In a fantastic victory for fair use and common sense, a federal court has rejected Fox’s effort to use copyright and the largely moribund “hot news” doctrine to shut down a video “clipping” service, TVEyes. TVeyes creates a searchable database of TV and radio station broadcasts. Subscribers can search the database and view a portion of the original broadcast in which their search terms appear. The database enables research, commentary, and criticism that would otherwise be impossible for many of its users.
In July of 2013, Fox News sued TVEyes for copyright infringement and “hot news misappropriation.” Despite ample evidence that customers were using TVEyes’ service for protected purposes such as analysis and criticism, and that it did not substitute for any real Fox content, Fox insisted that customers might abuse TVeyes to view Fox News without authorization, in ten minute increments.

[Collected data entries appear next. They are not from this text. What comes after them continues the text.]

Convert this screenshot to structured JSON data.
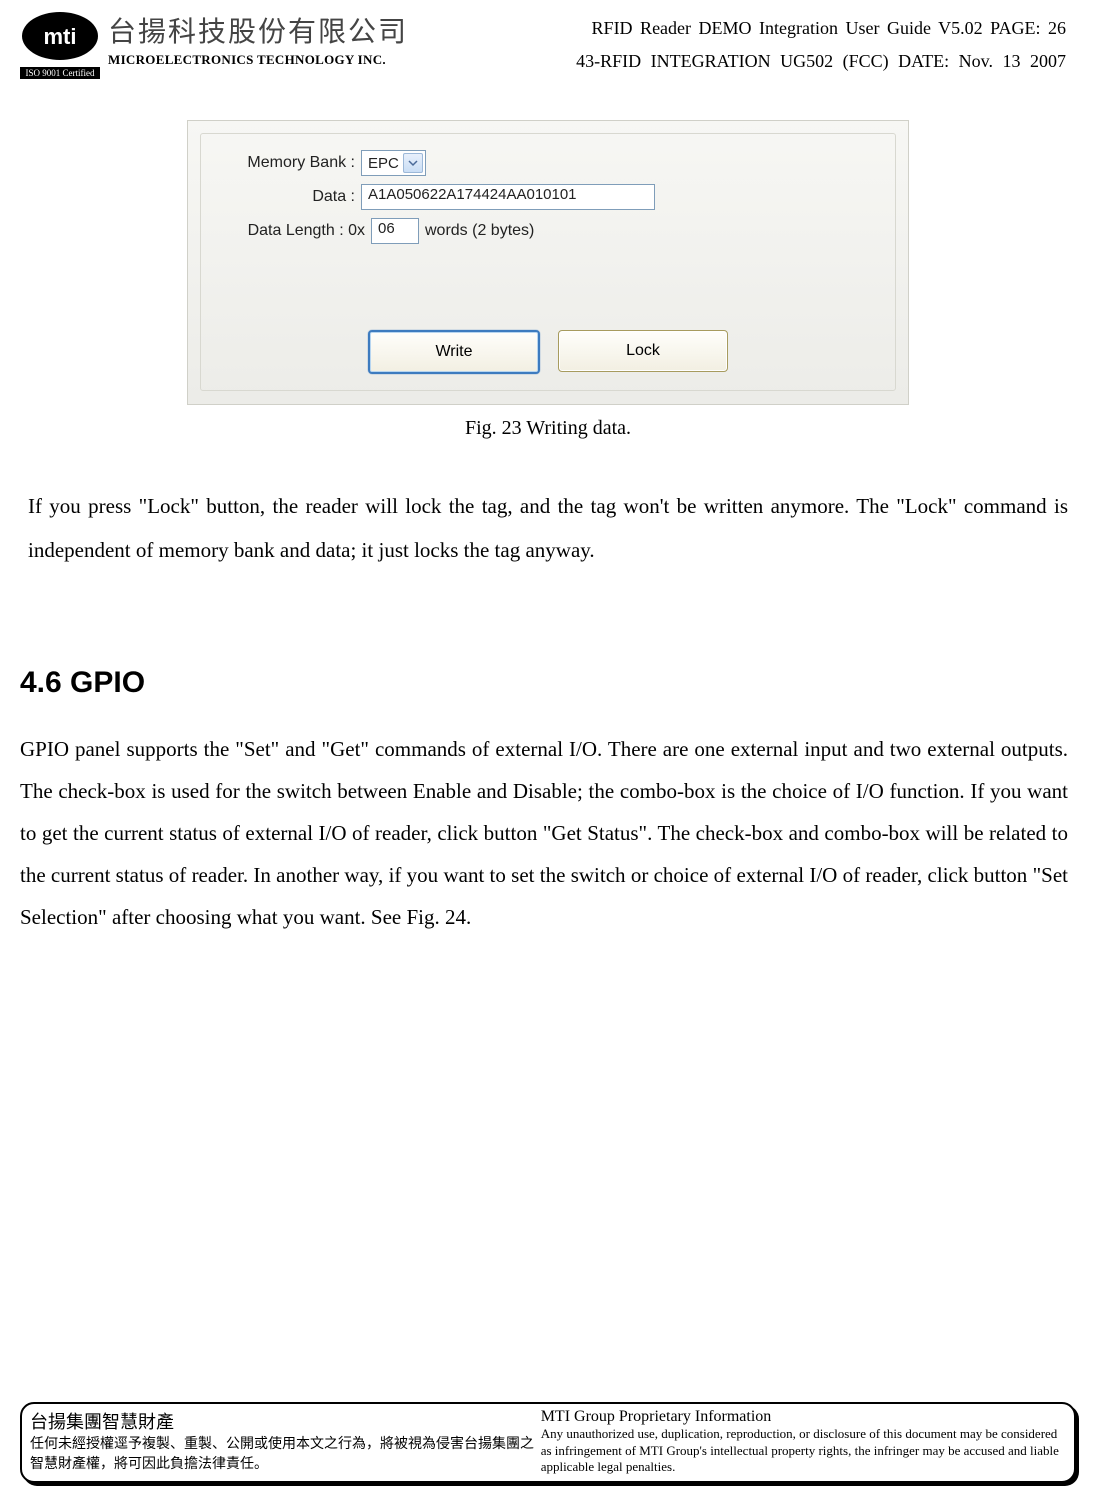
{
  "header": {
    "company_cn": "台揚科技股份有限公司",
    "company_en": "MICROELECTRONICS TECHNOLOGY INC.",
    "iso": "ISO 9001 Certified",
    "doc_line1": "RFID Reader DEMO Integration User Guide V5.02  PAGE: 26",
    "doc_line2": "43-RFID INTEGRATION UG502 (FCC)   DATE: Nov. 13 2007"
  },
  "panel": {
    "memory_bank_label": "Memory Bank :",
    "memory_bank_value": "EPC",
    "data_label": "Data :",
    "data_value": "A1A050622A174424AA010101",
    "data_length_label": "Data Length : 0x",
    "data_length_value": "06",
    "data_length_suffix": "words (2 bytes)",
    "write_btn": "Write",
    "lock_btn": "Lock"
  },
  "caption": "Fig. 23    Writing data.",
  "para1": "If you press \"Lock\" button, the reader will lock the tag, and the tag won't be written anymore.    The \"Lock\" command is independent of memory bank and data; it just locks the tag anyway.",
  "section_heading": "4.6  GPIO",
  "para2": "GPIO panel supports the \"Set\" and \"Get\" commands of external I/O. There are one external input and two external outputs. The check-box is used for the switch between Enable and Disable; the combo-box is the choice of I/O function. If you want to get the current status of external I/O of reader, click button \"Get Status\". The check-box and combo-box will be related to the current status of reader. In another way, if you want to set the switch or choice of external I/O of reader, click button \"Set Selection\" after choosing what you want. See Fig. 24.",
  "footer": {
    "cn_title": "台揚集團智慧財產",
    "cn_body": "任何未經授權逕予複製、重製、公開或使用本文之行為，將被視為侵害台揚集團之智慧財產權，將可因此負擔法律責任。",
    "en_title": "MTI Group Proprietary Information",
    "en_body": "Any unauthorized use, duplication, reproduction, or disclosure of this document may be considered as infringement of MTI Group's intellectual property rights, the infringer may be accused and liable applicable legal penalties."
  }
}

Fortunately, the law is on TVEyes’ side, thanks in part to the Second Circuit’s decision in Authors Guild v. HathiTrust. In that case, as in this one, courts have recognized the importance of enabling fair uses by downstream users. TVEyes’ copying and making available of all of Fox News’ broadcast content was integral to its purpose of creating a complete and useful database of such information.
The court also declined Fox’s invitation to resuscitate and enlarge the doctrine of “hot news misappropriation,” a theory of liability that has long been out of favor with most courts because it creates a quasi-property right over newsworthy facts, something that is obviously in tension with the First Amendment. The court correctly found that the hot news doctrine could not apply here because TVEyes was not passing off Fox’s content as its own. Without that element of free-riding, TVEyes’ copying of information was governed exclusively by copyright law, rather than state law of misappropriation.
The court did not throw the case out altogether. The court decided it needed more evidence regarding whether certain additional features on TVEyes’ service for saving, sharing, and searching the content undermine its fair use claim. In the one troubling part of an otherwise sterling decision, the court concludes that:
“While the evidence shows that this feature [search by date and time] does not pose any threat of market harm to Fox News, the record fails to show that it is crucial or integral to TVEyes’ transformative purpose.”
This sets the bar too high. A defendant doesn’t have to establish that every element of its use is “crucial” to its appropriate purpose, especially if there is no threat of harm. Offering a different mode of search seems clearly relevant to legitimate purposes such as research, and courts should provide breathing room to exercise First Amendment rights like fair use, rather than second-guessing whether every element was “crucial” to the user’s purpose or message.